Speaking at her former church, Palin had this to say about the war in Iraq:
“Pray for our military men and women who are striving to do what is right. Also, for this country, that our leaders, our national leaders, are sending [U.S. soldiers] out on a task that is from God. That’s what we have to make sure that we’re praying for, that there is a plan and that that plan is God’s plan.”
While it seems quite normal and correct to pray for the soldiers and leaders, her view that our task there is from God might trouble some. After all, leaders who think that they are doing God’s will have tended to prove rather problematic. I much prefer what Lincoln said about God and war: “Sir, my concern is not whether God is on our side; my greatest concern is to be on God’s side, for God is always right.”
Of course, special attention should be paid to this assertion: “that’s what we have to make sure that we’re praying for, that there is a plan and that that plan is God’s plan.” This can be interpreted as her enjoining people to pray that what we are doing in Iraq is in accord with God’s plan-which would seem to be much like what Lincoln said.
While I am not particularly religious myself, I do agree with the underlying moral view put forth by Lincoln (and perhaps Palin). When we go to war, we should be sure that we are on the side of right.
In addition to invoking God in the context of war, she also claimed He approved of a gas pipeline: “I think God’s will has to be done in unifying people and companies to get that gas line built, so pray for that.”

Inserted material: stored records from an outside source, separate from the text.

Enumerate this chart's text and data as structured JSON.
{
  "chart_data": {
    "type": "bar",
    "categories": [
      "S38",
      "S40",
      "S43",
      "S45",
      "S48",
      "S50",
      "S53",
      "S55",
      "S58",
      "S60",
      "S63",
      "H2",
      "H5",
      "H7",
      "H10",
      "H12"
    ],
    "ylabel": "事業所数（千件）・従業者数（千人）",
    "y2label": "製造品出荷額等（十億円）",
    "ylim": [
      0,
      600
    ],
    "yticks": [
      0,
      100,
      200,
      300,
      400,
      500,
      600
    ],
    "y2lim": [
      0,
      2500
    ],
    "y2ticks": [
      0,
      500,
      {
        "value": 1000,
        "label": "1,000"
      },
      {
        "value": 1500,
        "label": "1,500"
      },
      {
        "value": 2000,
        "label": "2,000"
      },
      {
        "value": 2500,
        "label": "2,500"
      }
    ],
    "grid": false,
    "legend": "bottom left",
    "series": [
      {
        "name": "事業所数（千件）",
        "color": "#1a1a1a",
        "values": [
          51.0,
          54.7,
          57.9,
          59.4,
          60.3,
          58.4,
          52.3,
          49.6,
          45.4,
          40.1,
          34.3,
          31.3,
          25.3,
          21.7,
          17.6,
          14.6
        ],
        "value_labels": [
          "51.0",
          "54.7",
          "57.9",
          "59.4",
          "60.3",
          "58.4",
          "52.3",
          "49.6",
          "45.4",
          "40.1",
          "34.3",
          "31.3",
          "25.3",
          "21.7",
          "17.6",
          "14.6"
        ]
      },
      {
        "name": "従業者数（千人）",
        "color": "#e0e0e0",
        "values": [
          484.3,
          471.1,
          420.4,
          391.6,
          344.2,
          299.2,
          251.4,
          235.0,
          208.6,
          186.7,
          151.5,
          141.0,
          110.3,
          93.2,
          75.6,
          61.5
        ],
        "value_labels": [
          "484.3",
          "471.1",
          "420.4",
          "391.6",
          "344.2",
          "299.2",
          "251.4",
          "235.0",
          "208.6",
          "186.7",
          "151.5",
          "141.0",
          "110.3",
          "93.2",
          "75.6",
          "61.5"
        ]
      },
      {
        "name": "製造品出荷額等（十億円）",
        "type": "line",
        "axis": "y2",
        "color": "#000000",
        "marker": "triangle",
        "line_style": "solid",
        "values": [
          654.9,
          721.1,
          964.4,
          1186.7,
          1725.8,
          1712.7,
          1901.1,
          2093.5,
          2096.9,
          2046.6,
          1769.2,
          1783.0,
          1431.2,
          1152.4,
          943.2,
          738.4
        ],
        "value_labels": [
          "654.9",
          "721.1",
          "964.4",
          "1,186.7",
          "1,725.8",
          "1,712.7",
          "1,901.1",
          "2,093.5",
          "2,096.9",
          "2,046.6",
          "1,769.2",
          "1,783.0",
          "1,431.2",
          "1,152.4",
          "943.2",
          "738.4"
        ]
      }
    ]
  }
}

While I am not a theological expert, I suspect that God’s role in the universe does not include making sure that pipelines get built in Alaska. Praying for that sort of thing seems more materialistic than spiritual. While I am not very religious, I do not think people should pray for financial gain. It seems somehow wrong to ask God for money. Of course, praying for this sort of thing doesn’t make Palin a religious oddball. I’m sure that many people pray for material gain and hence she is quite mainstream in this regard.
While I do worry about a person’s religion leading them to making poor decisions, I see no special problem in Palin being religious. After all, all the candidates have gone out of their way to express their faith. To single Palin out for being especially sincere seems to be rather unfair.
That said, her religious views and how they might affect her political decisions are fair game for investigation and concern. The same is true for all the candidates. Ironically, I suspect that Palin worries people the most because she seems to be the most sincere in her faith. She certainly presents herself as a true believer. Of course, it could be a clever charade-she is, after all, a politician.
“It seems somehow wrong to ask God for money”
Michael LaBossiere says
“…I tell you the truth, it is hard for a rich man to enter the kingdom of heaven. Again I tell you, it is easier for a camel to go through the eye of a needle than for a rich man to enter the kingdom of God.”
Ah–but you leave out the rest…
“Then who master, is worthy to enter heaven?”
Jesus answered: “With God, all things are possible.”
Also: “Yea have not because yea ask not.”